Philadelphia Water Commissioner Randy Hayman presented Hite and Southwark Principal Andrew Lukov with plaques recognizing the district as a “stormwater pioneer,” with special honors to 13 of the 38 schools, including Southwark, for their “exceptional commitment” to the maintenance, education and community engagement around green stormwater infrastructure. “The district’s commitment to greening schools contributes a great deal to the sustainability of our city,” said Hayman
Many of the schools receive grants from the water department to do this work.
Hayman gave a shout out to Homeroom 207 — Uani and Jocelyn’s class — for being present.
“This is a great program for you to be a part of,” he said. “As children you often look at things on the news, and they talk about climate change and environmental sustainability, but you’re dealing with it right here. You are looking at it the same way as the adults and the scientists look at it...what you’re learning now is going to make you a better citizen going forward.”
The district has also been partnering with Fairmount Water Works, which is developing a K-12 curriculum on “understanding the urban watershed.”
It is important that students learn in school that they all have a role in preserving the environment, said Ellen Schultz, director of education partnerships at the Water Works. “We want this embedded in every classroom... this is something they should experience during the school day.”

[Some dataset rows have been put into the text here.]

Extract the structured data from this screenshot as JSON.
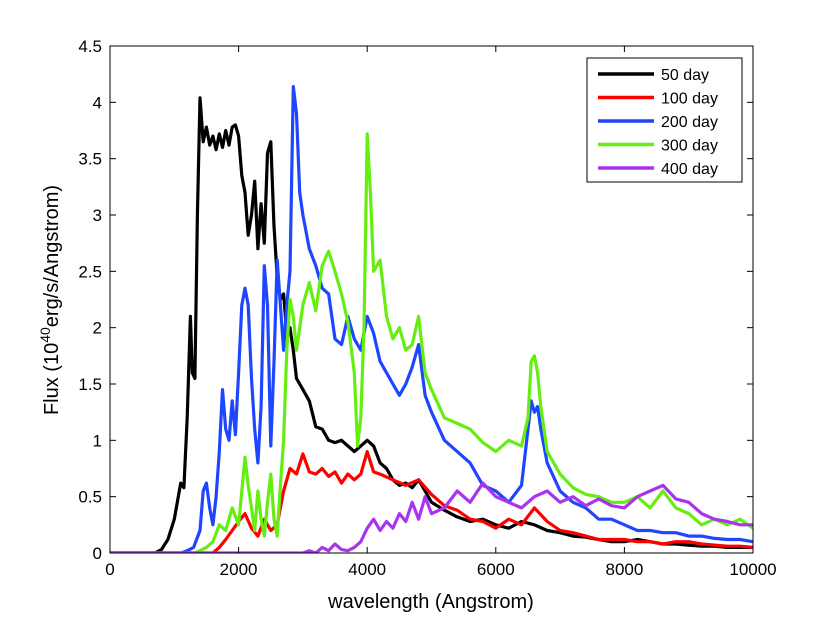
{
  "chart_data": {
    "type": "line",
    "title": "",
    "xlabel": "wavelength (Angstrom)",
    "ylabel": {
      "prefix": "Flux (10",
      "superscript": "40",
      "suffix": "erg/s/Angstrom)"
    },
    "xlim": [
      0,
      10000
    ],
    "ylim": [
      0,
      4.5
    ],
    "xticks": [
      0,
      2000,
      4000,
      6000,
      8000,
      10000
    ],
    "yticks": [
      0,
      0.5,
      1,
      1.5,
      2,
      2.5,
      3,
      3.5,
      4,
      4.5
    ],
    "xtick_labels": [
      "0",
      "2000",
      "4000",
      "6000",
      "8000",
      "10000"
    ],
    "ytick_labels": [
      "0",
      "0.5",
      "1",
      "1.5",
      "2",
      "2.5",
      "3",
      "3.5",
      "4",
      "4.5"
    ],
    "grid": false,
    "legend_position": "top-right",
    "series": [
      {
        "name": "50 day",
        "color": "#000000",
        "x": [
          0,
          700,
          800,
          900,
          1000,
          1100,
          1150,
          1200,
          1250,
          1280,
          1320,
          1360,
          1400,
          1450,
          1500,
          1550,
          1600,
          1650,
          1700,
          1750,
          1800,
          1850,
          1900,
          1950,
          2000,
          2050,
          2100,
          2150,
          2200,
          2250,
          2300,
          2350,
          2400,
          2450,
          2500,
          2550,
          2600,
          2650,
          2700,
          2750,
          2800,
          2850,
          2900,
          3000,
          3100,
          3200,
          3300,
          3400,
          3500,
          3600,
          3700,
          3800,
          3900,
          4000,
          4100,
          4200,
          4300,
          4400,
          4500,
          4600,
          4700,
          4800,
          4900,
          5000,
          5200,
          5400,
          5600,
          5800,
          6000,
          6200,
          6400,
          6600,
          6800,
          7000,
          7200,
          7400,
          7600,
          7800,
          8000,
          8200,
          8400,
          8600,
          8800,
          9000,
          9200,
          9400,
          9600,
          9800,
          10000
        ],
        "y": [
          0,
          0,
          0.03,
          0.12,
          0.3,
          0.62,
          0.58,
          1.2,
          2.1,
          1.6,
          1.55,
          3.0,
          4.04,
          3.65,
          3.78,
          3.62,
          3.7,
          3.58,
          3.72,
          3.6,
          3.75,
          3.62,
          3.78,
          3.8,
          3.7,
          3.35,
          3.2,
          2.82,
          3.0,
          3.3,
          2.7,
          3.1,
          2.75,
          3.55,
          3.65,
          2.9,
          2.45,
          2.25,
          2.3,
          1.95,
          2.0,
          1.8,
          1.55,
          1.45,
          1.35,
          1.12,
          1.1,
          1.0,
          0.98,
          1.0,
          0.95,
          0.9,
          0.95,
          1.0,
          0.95,
          0.8,
          0.75,
          0.65,
          0.6,
          0.62,
          0.58,
          0.65,
          0.55,
          0.45,
          0.38,
          0.32,
          0.28,
          0.3,
          0.25,
          0.22,
          0.28,
          0.25,
          0.2,
          0.18,
          0.15,
          0.14,
          0.12,
          0.1,
          0.1,
          0.12,
          0.1,
          0.08,
          0.08,
          0.07,
          0.06,
          0.06,
          0.05,
          0.05,
          0.05
        ]
      },
      {
        "name": "100 day",
        "color": "#ff0000",
        "x": [
          0,
          1600,
          1700,
          1800,
          1900,
          2000,
          2100,
          2200,
          2300,
          2400,
          2500,
          2600,
          2700,
          2800,
          2900,
          3000,
          3100,
          3200,
          3300,
          3400,
          3500,
          3600,
          3700,
          3800,
          3900,
          4000,
          4100,
          4200,
          4400,
          4600,
          4800,
          5000,
          5200,
          5400,
          5600,
          5800,
          6000,
          6200,
          6400,
          6600,
          6800,
          7000,
          7200,
          7400,
          7600,
          7800,
          8000,
          8200,
          8400,
          8600,
          8800,
          9000,
          9200,
          9400,
          9600,
          9800,
          10000
        ],
        "y": [
          0,
          0,
          0.05,
          0.12,
          0.2,
          0.28,
          0.35,
          0.22,
          0.15,
          0.3,
          0.2,
          0.25,
          0.55,
          0.75,
          0.7,
          0.88,
          0.72,
          0.7,
          0.75,
          0.68,
          0.72,
          0.62,
          0.7,
          0.65,
          0.7,
          0.9,
          0.72,
          0.7,
          0.65,
          0.6,
          0.65,
          0.52,
          0.42,
          0.38,
          0.3,
          0.28,
          0.22,
          0.3,
          0.25,
          0.4,
          0.28,
          0.2,
          0.18,
          0.15,
          0.12,
          0.12,
          0.12,
          0.1,
          0.1,
          0.08,
          0.1,
          0.1,
          0.08,
          0.07,
          0.06,
          0.06,
          0.05
        ]
      },
      {
        "name": "200 day",
        "color": "#1e46ff",
        "x": [
          0,
          1000,
          1100,
          1200,
          1300,
          1400,
          1450,
          1500,
          1550,
          1600,
          1650,
          1700,
          1750,
          1800,
          1850,
          1900,
          1950,
          2000,
          2050,
          2100,
          2150,
          2200,
          2250,
          2300,
          2350,
          2400,
          2450,
          2500,
          2550,
          2600,
          2650,
          2700,
          2750,
          2800,
          2850,
          2900,
          2950,
          3000,
          3100,
          3200,
          3300,
          3400,
          3500,
          3600,
          3700,
          3800,
          3900,
          4000,
          4100,
          4200,
          4300,
          4400,
          4500,
          4600,
          4700,
          4800,
          4900,
          5000,
          5200,
          5400,
          5600,
          5800,
          6000,
          6200,
          6400,
          6500,
          6550,
          6600,
          6650,
          6700,
          6800,
          7000,
          7200,
          7400,
          7600,
          7800,
          8000,
          8200,
          8400,
          8600,
          8800,
          9000,
          9200,
          9400,
          9600,
          9800,
          10000
        ],
        "y": [
          0,
          0,
          0.0,
          0.02,
          0.05,
          0.2,
          0.55,
          0.62,
          0.4,
          0.25,
          0.5,
          0.9,
          1.45,
          1.1,
          1.0,
          1.35,
          1.05,
          1.6,
          2.2,
          2.35,
          2.2,
          1.55,
          1.1,
          0.8,
          1.3,
          2.55,
          2.2,
          0.95,
          1.7,
          2.6,
          2.2,
          1.8,
          2.2,
          2.5,
          4.14,
          3.9,
          3.2,
          3.0,
          2.7,
          2.55,
          2.35,
          2.3,
          1.9,
          1.85,
          2.1,
          1.9,
          1.8,
          2.1,
          1.95,
          1.7,
          1.6,
          1.5,
          1.4,
          1.5,
          1.65,
          1.85,
          1.4,
          1.25,
          1.0,
          0.9,
          0.8,
          0.6,
          0.55,
          0.45,
          0.6,
          1.1,
          1.35,
          1.25,
          1.3,
          1.1,
          0.8,
          0.55,
          0.45,
          0.4,
          0.3,
          0.3,
          0.25,
          0.2,
          0.2,
          0.18,
          0.18,
          0.15,
          0.15,
          0.13,
          0.12,
          0.12,
          0.1
        ]
      },
      {
        "name": "300 day",
        "color": "#66ee11",
        "x": [
          0,
          1300,
          1400,
          1500,
          1600,
          1700,
          1800,
          1900,
          2000,
          2050,
          2100,
          2150,
          2200,
          2250,
          2300,
          2350,
          2400,
          2450,
          2500,
          2550,
          2600,
          2650,
          2700,
          2750,
          2800,
          2850,
          2900,
          3000,
          3100,
          3200,
          3300,
          3400,
          3500,
          3600,
          3700,
          3800,
          3850,
          3900,
          3950,
          4000,
          4050,
          4100,
          4200,
          4300,
          4400,
          4500,
          4600,
          4700,
          4800,
          4900,
          5000,
          5200,
          5400,
          5600,
          5800,
          6000,
          6200,
          6400,
          6500,
          6550,
          6600,
          6650,
          6700,
          6800,
          7000,
          7200,
          7400,
          7600,
          7800,
          8000,
          8200,
          8400,
          8600,
          8800,
          9000,
          9200,
          9400,
          9600,
          9800,
          10000
        ],
        "y": [
          0,
          0,
          0.02,
          0.05,
          0.1,
          0.25,
          0.2,
          0.4,
          0.25,
          0.55,
          0.85,
          0.6,
          0.4,
          0.2,
          0.55,
          0.3,
          0.15,
          0.45,
          0.7,
          0.3,
          0.15,
          0.6,
          1.0,
          1.8,
          2.25,
          2.1,
          1.8,
          2.2,
          2.4,
          2.15,
          2.55,
          2.68,
          2.5,
          2.3,
          2.05,
          1.6,
          0.95,
          1.2,
          2.0,
          3.72,
          3.2,
          2.5,
          2.6,
          2.1,
          1.9,
          2.0,
          1.8,
          1.85,
          2.1,
          1.6,
          1.45,
          1.2,
          1.15,
          1.1,
          0.98,
          0.9,
          1.0,
          0.95,
          1.2,
          1.7,
          1.75,
          1.6,
          1.3,
          0.9,
          0.7,
          0.58,
          0.52,
          0.5,
          0.45,
          0.45,
          0.5,
          0.4,
          0.55,
          0.4,
          0.35,
          0.25,
          0.3,
          0.25,
          0.3,
          0.22
        ]
      },
      {
        "name": "400 day",
        "color": "#aa33ee",
        "x": [
          0,
          3000,
          3100,
          3200,
          3300,
          3400,
          3500,
          3600,
          3700,
          3800,
          3900,
          4000,
          4100,
          4200,
          4300,
          4400,
          4500,
          4600,
          4700,
          4800,
          4900,
          5000,
          5200,
          5400,
          5600,
          5800,
          6000,
          6200,
          6400,
          6600,
          6800,
          7000,
          7200,
          7400,
          7600,
          7800,
          8000,
          8200,
          8400,
          8600,
          8800,
          9000,
          9200,
          9400,
          9600,
          9800,
          10000
        ],
        "y": [
          0,
          0,
          0.02,
          0.0,
          0.05,
          0.02,
          0.08,
          0.03,
          0.02,
          0.05,
          0.1,
          0.22,
          0.3,
          0.2,
          0.28,
          0.22,
          0.35,
          0.28,
          0.45,
          0.3,
          0.5,
          0.35,
          0.4,
          0.55,
          0.45,
          0.62,
          0.5,
          0.45,
          0.4,
          0.5,
          0.55,
          0.45,
          0.5,
          0.42,
          0.48,
          0.42,
          0.4,
          0.5,
          0.55,
          0.6,
          0.48,
          0.45,
          0.35,
          0.3,
          0.28,
          0.25,
          0.25
        ]
      }
    ]
  }
}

Green schoolyards like Southwark’s “allow students to learn hands-on about their watershed and green infrastructure,” she said.
Uani and Jocelyn and the other students in Room 207 are among those piloting the Water Works’ fourth and fifth grade curriculum. “They are learning that it’s really important to have safeguards to keep our water clean,” said their teacher, Joseph Ulrich. And they’re learning that they need to do something about it themselves, if they want a livable environment “when they’re my age.”
Lukov, the principal, noted that Southwark has been around for 112 years — it was built in 1909.
“For 111 years, our students did not have a playground nor green space to call their own,” he said. With the added feature that it is environmentally friendly, Lukov said, “now they do.”